Boston and Nashville: Where Low-Income Renters Are Being Squeezed the Hardest
Rents continue to go up because Boston has the lowest rental vacancy rate in the Country and, as a City and region, housing production has been at historic lows for a decades.
We have yet to try ‘allowing production to meet demand.’ https://t.co/OvwmertiST pic.twitter.com/84iAH8SO3D
— Jonathan Berk (@berkie1) November 20, 2025
Boston has emerged as the least affordable major market for low-income renters. Between December 2019 and December 2025, the share of the median rent represented by lower-priced units rose from 79.2% to 86.1%.
Put simply, renters looking for something below Boston’s median monthly rent of $2,844 now have far fewer options than they did six years ago.
Nashville follows closely behind, with a 6.8 percentage point increase in the burden faced by low-income renters. Atlanta, Chicago, and Baltimore round out the list of markets where affordability has deteriorated most sharply.
In Nashville, the shift has been especially disruptive.
Michelle Becker, a real estate agent in the area, traces the problem back to the post-pandemic period, when many owners of older, lower-rent properties sold them off. Developers either demolished those homes to build luxury housing or renovated them and relisted them at much higher rents.
“That trend decreased the number of older single-family homes, duplexes, or even larger properties that were renting on the lower end of the market,” Becker said.
Even when rental inventory expanded in 2024, it offered little relief. Most new units were high-end, priced well beyond the reach of budget-conscious renters.
As rents climbed rapidly between late 2020 and early 2024, many Nashville residents were forced to leave the city entirely, moving to outlying communities or doubling up with family.
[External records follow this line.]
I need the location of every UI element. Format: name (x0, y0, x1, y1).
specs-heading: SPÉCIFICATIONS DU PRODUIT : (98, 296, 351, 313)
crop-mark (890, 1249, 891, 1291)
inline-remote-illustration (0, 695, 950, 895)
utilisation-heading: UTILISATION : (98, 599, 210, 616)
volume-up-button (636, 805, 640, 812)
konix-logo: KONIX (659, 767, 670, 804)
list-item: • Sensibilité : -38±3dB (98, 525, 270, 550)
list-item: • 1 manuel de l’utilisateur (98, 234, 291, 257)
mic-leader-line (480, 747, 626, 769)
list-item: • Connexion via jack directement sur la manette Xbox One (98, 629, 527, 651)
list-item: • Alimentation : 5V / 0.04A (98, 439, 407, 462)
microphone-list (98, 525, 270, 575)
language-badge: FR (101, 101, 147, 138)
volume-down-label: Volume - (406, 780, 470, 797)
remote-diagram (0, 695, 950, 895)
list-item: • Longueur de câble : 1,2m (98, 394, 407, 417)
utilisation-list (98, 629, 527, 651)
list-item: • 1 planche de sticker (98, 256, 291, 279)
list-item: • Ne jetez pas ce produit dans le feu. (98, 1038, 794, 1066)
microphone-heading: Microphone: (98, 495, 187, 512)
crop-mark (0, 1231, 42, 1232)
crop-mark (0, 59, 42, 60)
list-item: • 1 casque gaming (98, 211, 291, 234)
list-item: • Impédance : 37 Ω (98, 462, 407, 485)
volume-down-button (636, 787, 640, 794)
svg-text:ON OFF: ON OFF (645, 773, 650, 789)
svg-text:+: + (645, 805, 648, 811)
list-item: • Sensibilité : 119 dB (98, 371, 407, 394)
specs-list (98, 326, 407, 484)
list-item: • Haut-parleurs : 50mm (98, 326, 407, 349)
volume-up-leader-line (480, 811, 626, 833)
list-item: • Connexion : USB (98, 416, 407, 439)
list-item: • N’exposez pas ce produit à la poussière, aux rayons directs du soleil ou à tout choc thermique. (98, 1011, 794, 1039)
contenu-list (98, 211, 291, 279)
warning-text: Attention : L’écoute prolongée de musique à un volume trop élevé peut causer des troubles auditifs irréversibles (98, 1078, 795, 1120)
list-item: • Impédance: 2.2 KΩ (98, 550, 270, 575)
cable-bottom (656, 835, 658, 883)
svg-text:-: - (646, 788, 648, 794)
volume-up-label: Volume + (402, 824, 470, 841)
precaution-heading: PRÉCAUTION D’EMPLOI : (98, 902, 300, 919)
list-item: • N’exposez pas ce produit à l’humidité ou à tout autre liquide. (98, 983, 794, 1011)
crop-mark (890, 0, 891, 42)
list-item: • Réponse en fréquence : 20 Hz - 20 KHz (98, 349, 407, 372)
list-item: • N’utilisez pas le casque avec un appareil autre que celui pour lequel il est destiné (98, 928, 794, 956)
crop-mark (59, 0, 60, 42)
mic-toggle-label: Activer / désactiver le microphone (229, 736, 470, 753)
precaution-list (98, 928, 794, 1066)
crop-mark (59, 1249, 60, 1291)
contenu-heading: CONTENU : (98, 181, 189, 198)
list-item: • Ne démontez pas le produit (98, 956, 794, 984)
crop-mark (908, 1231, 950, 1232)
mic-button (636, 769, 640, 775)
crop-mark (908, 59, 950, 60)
According to Becker, the rental landscape has fundamentally changed – and may not return to what it once was without targeted efforts to rebuild affordable housing.
Where Low-Income Renters Are Faring Better
Not every metro tells the same story.
Cleveland currently stands out as the most affordable large market for low-income renters. With a median rent of $1,257 in December, the city maintains the largest share of lower-priced rental options among the top 50 metros.
New York City, despite its reputation for sky-high rents, also delivered a surprise. While overall rents remain expensive, lower-priced units have fallen relative to the median since 2019.
That shift means budget renters now have more options than they did six years ago.
“NYC metro rents used to be more tightly packed, but they’ve spread out below the median a bit,” Berner explained. “The 25th percentile has fallen relative to the median.”
Other metros where affordability has improved at the lower end include Birmingham, Detroit, and Cincinnati.
The Bigger Picture

The takeaway is not that rents are universally high or universally falling. It’s who benefits that depends on where you sit in the market.
Higher-income renters are seeing the most relief, gaining flexibility and delaying home purchases. Low-income renters, meanwhile, are grappling with higher prices, fewer choices, and shrinking margins for error.
As the rental market recalibrates after years of volatility, the data suggest one thing clearly: without deliberate efforts to preserve and rebuild affordable housing, rent declines alone will not solve the affordability crisis, and for millions of low-income households, relief may remain out of reach.